By Lucy Komisar
Hemingway‘s ghost hovers over an annual confab of literati from all over the U.S. who meet every January in Key West, Florida, for a seminar that has become so successful that some years it closes out early.
The Key West Annual Literary Seminar has been going for 22 years, drawing writers, writer wanna-be‘s and fans to hear novelists, essayists and playwrights talk about literary themes and also about how they work. Each year, there‘s another topic; past seminars have focused on the memoir, the novel, the natural world, science, and journalism. There are how-to workshops as well.
In between meetings there was a round of garden parties and gallery and museum receptions where you can meet and interact with the writers and guests. This makes it a good event for people attending alone, since they‘ll fit readily into a social scene of several hundred colleagues.
I’ll leave the literary criticism aside and just describe what it’s like to be there. The social side started out with wine and cheese at the Lucky Street Gallery along with an exhibit on the seminar theme by Key West artists.
Then I attended a gala reception in the garden of the Wrecker‘s Museum, the oldest house in town, built in 1839 in seafaring style. A major event is the Saturday Night Gala at the Old Customs House which now houses the Key West Art and Historical Society. Guests, including novelist Amy Tan, a featured speaker, enjoyed the art, chamber music and conversation.
Museum director Claudia Pennington chatted with Stanley and Judith Zabar of the gourmet food emporium.
Think of this as Hamptons-South. The beaches are sandy, and you can get to them by bus or rented bike.
It was my first time in Key West, and I wanted to check out some of the historic attractions, starting with the home of the island‘s muse, Hemingway. (By the way, Robert Frost and John Hersey lived in Key West, too.)
Hemingway lived on the island from 1931 to 40, and his house is now a museum.
It is a gallery of Hemingway‘s amorous adventures as well as a home for dozens of cats, all allegedly descended from his also evidently amorous “Snowball.”
You can see the room and writing desk where Hemingway worked and from his days in Cuba, with the big fish he caught as well as his big-fish friends.
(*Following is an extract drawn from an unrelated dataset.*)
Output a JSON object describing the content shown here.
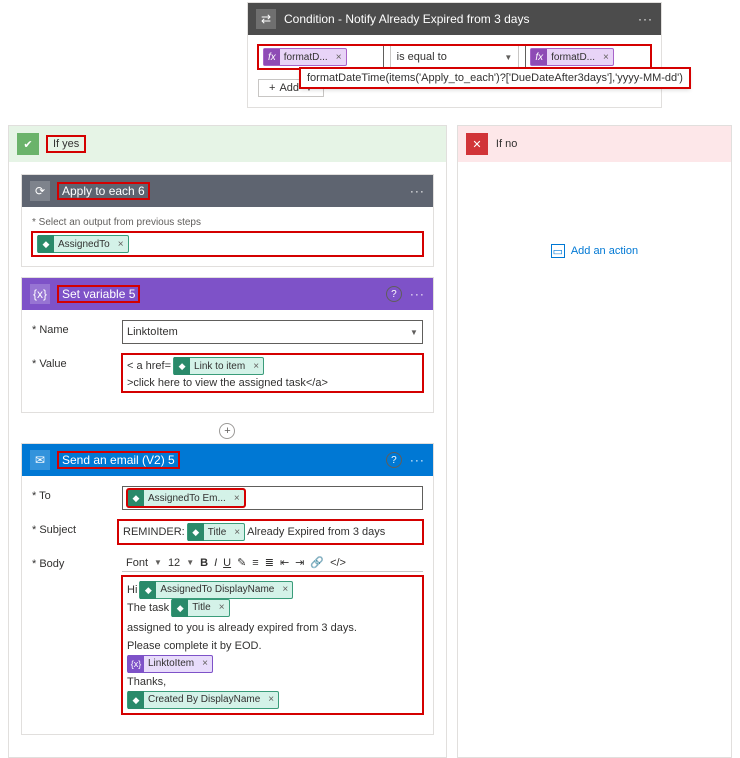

The tour guide pointed out a photo of Joseph Kennedy, the father of John, who he described as “the biggest bootlegger.”
“Joe Kennedy was in Cuba,” he noted. “It was the days of prohibition: you can take it from there. Every bottle of Scotch from England to America had a Kennedy tariff on it.” Kennedy would be named ambassador to Great Britain. Then as now, big money washes itself, and we had the best ambassadors money can buy.
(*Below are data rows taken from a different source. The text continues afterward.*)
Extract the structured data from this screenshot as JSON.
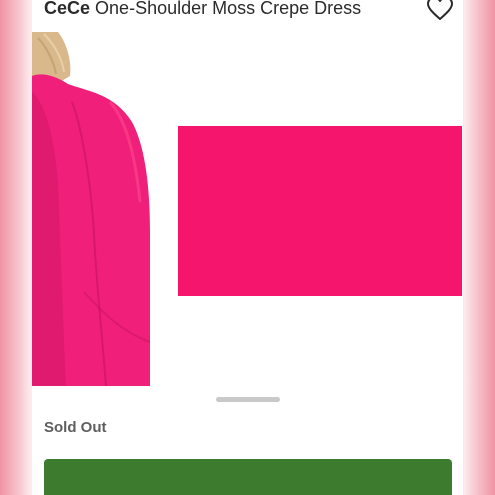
{
  "product": {
    "brand": "CeCe",
    "name": "One-Shoulder Moss Crepe Dress",
    "swatch_color": "#f5156c",
    "status": "Sold Out"
  },
  "icons": {
    "favorite": "heart-outline-icon"
  },
  "colors": {
    "dress_pink": "#f0207a",
    "cta_green": "#3d7b2e",
    "status_gray": "#5e5e5e"
  }
}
Then to another brand of politics: I visited the Little White House or Truman Annex where President Truman stayed as often as he could. Here he wrote what was then major civil rights legislation, penning an executive order banning race discrimination in hiring by federal contractors.
At night, he‘d play poker with his friends. The house sat on a U.S. Naval base, but now is preserved in a private housing development of expensive condos and coops. In April 2001, Secretary of State Colin Powell chose the Little White House as a site for peace talks between the presidents of Azerbaijan and Armenia, also hosting 100 delegates representing the U.S., the European Union and Russia.
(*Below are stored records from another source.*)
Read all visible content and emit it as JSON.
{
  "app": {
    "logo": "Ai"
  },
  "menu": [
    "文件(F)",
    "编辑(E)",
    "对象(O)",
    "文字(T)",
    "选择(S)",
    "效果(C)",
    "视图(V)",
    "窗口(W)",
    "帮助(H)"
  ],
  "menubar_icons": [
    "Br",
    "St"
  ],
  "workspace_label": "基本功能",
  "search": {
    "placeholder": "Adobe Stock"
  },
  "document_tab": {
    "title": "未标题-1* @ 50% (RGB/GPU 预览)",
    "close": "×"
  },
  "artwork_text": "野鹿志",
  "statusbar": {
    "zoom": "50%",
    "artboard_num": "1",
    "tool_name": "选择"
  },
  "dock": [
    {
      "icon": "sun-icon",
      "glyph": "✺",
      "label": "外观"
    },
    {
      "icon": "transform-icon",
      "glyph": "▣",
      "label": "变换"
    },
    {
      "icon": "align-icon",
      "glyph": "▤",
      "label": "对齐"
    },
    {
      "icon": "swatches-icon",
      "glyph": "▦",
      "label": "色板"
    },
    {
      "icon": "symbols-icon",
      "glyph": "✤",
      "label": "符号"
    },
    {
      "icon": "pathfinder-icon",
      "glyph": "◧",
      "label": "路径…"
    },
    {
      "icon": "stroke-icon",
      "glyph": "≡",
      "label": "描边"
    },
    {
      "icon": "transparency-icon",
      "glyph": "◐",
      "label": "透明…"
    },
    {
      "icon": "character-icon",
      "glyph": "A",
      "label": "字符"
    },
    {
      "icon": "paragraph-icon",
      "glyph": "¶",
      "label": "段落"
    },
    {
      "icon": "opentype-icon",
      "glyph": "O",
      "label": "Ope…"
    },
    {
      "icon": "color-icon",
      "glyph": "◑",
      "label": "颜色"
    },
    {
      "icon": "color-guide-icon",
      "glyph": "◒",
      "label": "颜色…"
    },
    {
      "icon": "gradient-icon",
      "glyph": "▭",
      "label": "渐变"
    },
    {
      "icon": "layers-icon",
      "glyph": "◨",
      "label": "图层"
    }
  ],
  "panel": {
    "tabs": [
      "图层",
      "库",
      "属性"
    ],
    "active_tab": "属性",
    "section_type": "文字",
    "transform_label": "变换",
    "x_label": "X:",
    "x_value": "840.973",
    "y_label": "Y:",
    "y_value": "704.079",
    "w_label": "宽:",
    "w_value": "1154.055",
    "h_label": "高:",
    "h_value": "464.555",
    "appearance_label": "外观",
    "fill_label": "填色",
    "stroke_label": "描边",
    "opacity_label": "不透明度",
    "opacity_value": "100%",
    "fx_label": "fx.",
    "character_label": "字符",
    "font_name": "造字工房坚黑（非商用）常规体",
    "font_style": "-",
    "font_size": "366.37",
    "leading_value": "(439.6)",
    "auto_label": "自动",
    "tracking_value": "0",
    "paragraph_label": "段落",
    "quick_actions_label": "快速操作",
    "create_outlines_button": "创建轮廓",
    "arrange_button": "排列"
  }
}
It you forget that Key West is Caribbean, you will be reminded by the Bahama Village, where blacks who trace their origin to the Bahamas have lived for 100 years.
As you travel there and through the historic district, you‘ll see clapboard houses painted white and canary, which is the original Key West Conch housing style. View them and the other sights via the Conch Tour which takes you around town in an open-air train with a very good running commentary.
Where to eat? Two favorite places were Blue Heaven and Kelly‘s. Blue Heaven at 729 Thomas Street in Bahama Village is an island favorite, with Caribbean cuisine served indoor or in the dirt-floor garden. Ignore the roosters walking around; they won‘t be served. My choice, Jamaican jerk chicken.
Kelly‘s Caribbean Bar and Grill is in the building that housed the first office of PanAm airways which ran the world‘s first international flight, Pan Am #1 to Havana. You can eat Caribbean specialties such as apple chicken and blackened fish indoors or on the outdoor patio. I had a delicious yellow tail snapper.
If you go
Key West Literary Seminar (888) 293-9291.
Ernest Hemingway Home and Museum, 205 Whitehead Street. (305) 294-1136.
Harry S. Truman Little White House Museum, 111 Front Street. (305) 294-9911.
Blue Heaven, 425 Grinnell St. (305) 294-1117.
Kelly‘s Caribbean Bar and Grill at 301Whitehead Street. (305) 293-8484.
Guides and tourist information
“Miami and the Keys,” Eyewitness Top 10 Travel Guides, $10. A quick guide to the best beaches, bars, restaurants, and snorkeling and other sea sport centers.